Sunday, May 6, 2007

American Flagg! (Comic Book)

By Howard Chaykin

I read comics sporadically:  I'll pick them up regularly for awhile, then go ten years or so without reading them at all.  Around one of these times, I happened to attend a local comic book convention featuring Howard Chaykin.

I was impressed by his work on the graphic novel, Empire, written by one of my favorite SF writers, Samuel R. Delany.  With Chaykin in town, I took the book to be autographed and told him I thought it was the best comic book ever (I wouldn't say that today, but it was certainly very sophisticated for its time).  He thought I was referring to his newest project: American Flagg!

It wasn't an unreasonable assumption.

American Flagg! was set in 2033. Reuben Flagg was a Plexus Ranger -- a cop -- sent to a wild and decadent Chicago (in a fragmented US) to keep order.  Flagg had been the star of a popular TV show before being replaced by what would now be called CGI effects.

Chaykin populates Chicago with a wild cast of characters. There's corrupt mayor C. Keenan Blitz and his daughter Medea Blitz (Chaykin liked puns). There's Flagg's boss, Hammerhead Kreiger, and his daughter, Amanda. There's Gretchen Holdstrom, proprietor of the Love Canal brothel franchise ("Love Canal" was very much in the news at the time), William Windsor-Jones (the current Prince William in middle age), and the Russian pilot Crystal Gayle Marakova.  And, of course, there was Raul, the talking cat, and Luther Ironheart, the robot with a holographic head.
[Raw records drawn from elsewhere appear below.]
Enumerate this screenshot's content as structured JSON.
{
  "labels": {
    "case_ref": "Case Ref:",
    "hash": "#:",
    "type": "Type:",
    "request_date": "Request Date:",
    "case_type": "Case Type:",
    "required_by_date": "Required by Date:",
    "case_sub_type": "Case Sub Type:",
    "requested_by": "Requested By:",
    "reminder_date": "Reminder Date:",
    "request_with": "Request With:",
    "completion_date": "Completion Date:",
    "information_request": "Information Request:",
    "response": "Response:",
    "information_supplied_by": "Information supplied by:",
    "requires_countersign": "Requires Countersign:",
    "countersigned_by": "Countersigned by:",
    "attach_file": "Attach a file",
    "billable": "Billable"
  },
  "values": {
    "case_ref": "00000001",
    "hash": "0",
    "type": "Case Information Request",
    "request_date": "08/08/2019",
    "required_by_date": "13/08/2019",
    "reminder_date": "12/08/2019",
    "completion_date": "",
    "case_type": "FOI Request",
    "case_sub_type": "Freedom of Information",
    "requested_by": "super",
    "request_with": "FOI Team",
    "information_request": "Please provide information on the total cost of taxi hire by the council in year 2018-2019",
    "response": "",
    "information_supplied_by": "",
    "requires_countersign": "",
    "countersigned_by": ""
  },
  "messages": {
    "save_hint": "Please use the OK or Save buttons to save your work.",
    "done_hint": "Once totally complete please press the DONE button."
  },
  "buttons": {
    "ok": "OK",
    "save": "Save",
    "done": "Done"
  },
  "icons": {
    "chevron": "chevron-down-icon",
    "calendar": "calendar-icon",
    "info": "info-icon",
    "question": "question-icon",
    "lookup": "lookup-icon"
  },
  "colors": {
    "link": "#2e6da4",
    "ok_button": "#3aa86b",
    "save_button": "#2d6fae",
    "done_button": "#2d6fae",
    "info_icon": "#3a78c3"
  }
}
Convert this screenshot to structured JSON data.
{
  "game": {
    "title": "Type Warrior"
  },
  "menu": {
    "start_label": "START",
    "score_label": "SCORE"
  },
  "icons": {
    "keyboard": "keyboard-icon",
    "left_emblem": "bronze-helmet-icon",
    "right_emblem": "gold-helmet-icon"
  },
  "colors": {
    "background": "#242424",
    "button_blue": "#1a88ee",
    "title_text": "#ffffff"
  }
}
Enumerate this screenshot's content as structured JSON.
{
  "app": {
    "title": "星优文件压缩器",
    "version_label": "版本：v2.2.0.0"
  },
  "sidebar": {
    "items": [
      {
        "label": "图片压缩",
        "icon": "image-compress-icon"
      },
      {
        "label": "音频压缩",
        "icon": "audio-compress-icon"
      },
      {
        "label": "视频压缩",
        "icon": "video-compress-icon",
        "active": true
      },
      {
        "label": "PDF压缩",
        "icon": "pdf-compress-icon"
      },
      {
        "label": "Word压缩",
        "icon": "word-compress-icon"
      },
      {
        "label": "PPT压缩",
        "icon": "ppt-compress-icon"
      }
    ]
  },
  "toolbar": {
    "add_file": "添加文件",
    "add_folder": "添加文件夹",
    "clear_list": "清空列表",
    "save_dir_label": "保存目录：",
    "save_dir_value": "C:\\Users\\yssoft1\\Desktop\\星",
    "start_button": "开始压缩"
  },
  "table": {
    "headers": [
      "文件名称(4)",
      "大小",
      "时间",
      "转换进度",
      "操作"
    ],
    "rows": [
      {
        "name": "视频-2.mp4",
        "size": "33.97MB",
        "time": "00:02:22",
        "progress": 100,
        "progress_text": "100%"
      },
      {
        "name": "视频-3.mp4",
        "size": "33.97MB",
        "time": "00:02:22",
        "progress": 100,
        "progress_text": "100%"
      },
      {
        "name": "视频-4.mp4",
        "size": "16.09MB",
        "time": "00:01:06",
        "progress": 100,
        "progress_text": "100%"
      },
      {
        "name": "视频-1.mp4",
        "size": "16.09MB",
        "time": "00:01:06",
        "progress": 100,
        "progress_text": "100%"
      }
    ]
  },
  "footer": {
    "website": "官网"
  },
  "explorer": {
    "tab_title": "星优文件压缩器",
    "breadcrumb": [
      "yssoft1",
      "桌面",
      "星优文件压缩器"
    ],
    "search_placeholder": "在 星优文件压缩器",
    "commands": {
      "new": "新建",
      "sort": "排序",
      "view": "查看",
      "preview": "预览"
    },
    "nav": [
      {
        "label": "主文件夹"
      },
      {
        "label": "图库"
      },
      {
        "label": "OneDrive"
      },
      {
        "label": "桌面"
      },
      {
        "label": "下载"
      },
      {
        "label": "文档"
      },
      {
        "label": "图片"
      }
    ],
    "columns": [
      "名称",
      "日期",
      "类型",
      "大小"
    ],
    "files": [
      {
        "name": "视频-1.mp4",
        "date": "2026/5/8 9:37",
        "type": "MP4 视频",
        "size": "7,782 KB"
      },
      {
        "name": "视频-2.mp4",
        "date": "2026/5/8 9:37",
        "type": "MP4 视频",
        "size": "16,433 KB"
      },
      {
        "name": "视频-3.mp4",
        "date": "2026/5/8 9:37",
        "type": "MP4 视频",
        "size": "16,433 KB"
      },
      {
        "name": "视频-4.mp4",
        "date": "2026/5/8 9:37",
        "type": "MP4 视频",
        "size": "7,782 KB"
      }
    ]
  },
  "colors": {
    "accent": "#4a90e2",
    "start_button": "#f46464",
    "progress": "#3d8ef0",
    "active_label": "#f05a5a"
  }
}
But, no, the strip wasn't comedy.  Reuben was trying to keep order in a chaotic and violent society and, while there were jokes, the entire strip was basically an antiestablishment view of society.  It was early cyberpunk.

Chaykin structured the comic into three-issue stories, and the first year was part of one arc, centering on the mysterious Peggy Kreiger, the mother of Amanda and Medea (yes, she got around), who vanished long ago (or did she?). He sprinkled in a bit of social commentary whenever he could.  For instance, in a visit to South America, one of the streets was labeled "United Fruit Boulevard." There were even some protests in the letter column that this was gay bashing until someone explained about the United Fruit Company and what they did in South America.

After completing the first year, Chaykin took a few issues off and when he came back, it was never the same.  There were visits to other areas (like the People's Democratic Prairie, a communist state in western Canada), but once the essential mystery of the first year was solved, it just wasn't the same. Eventually, Chaykin left, and the book lost contact with the world he created.  He came back to try to salvage it (retitling it Howard Chaykin's American Flagg! and renumbering it), but it had lost what had made it great.

The weakness of the later episodes cast a retrospective pall upon the original year. I think that at one point, the first dozen issues were collected into graphic novel form, but that's hard to find. It's a comic that's worth rediscovering.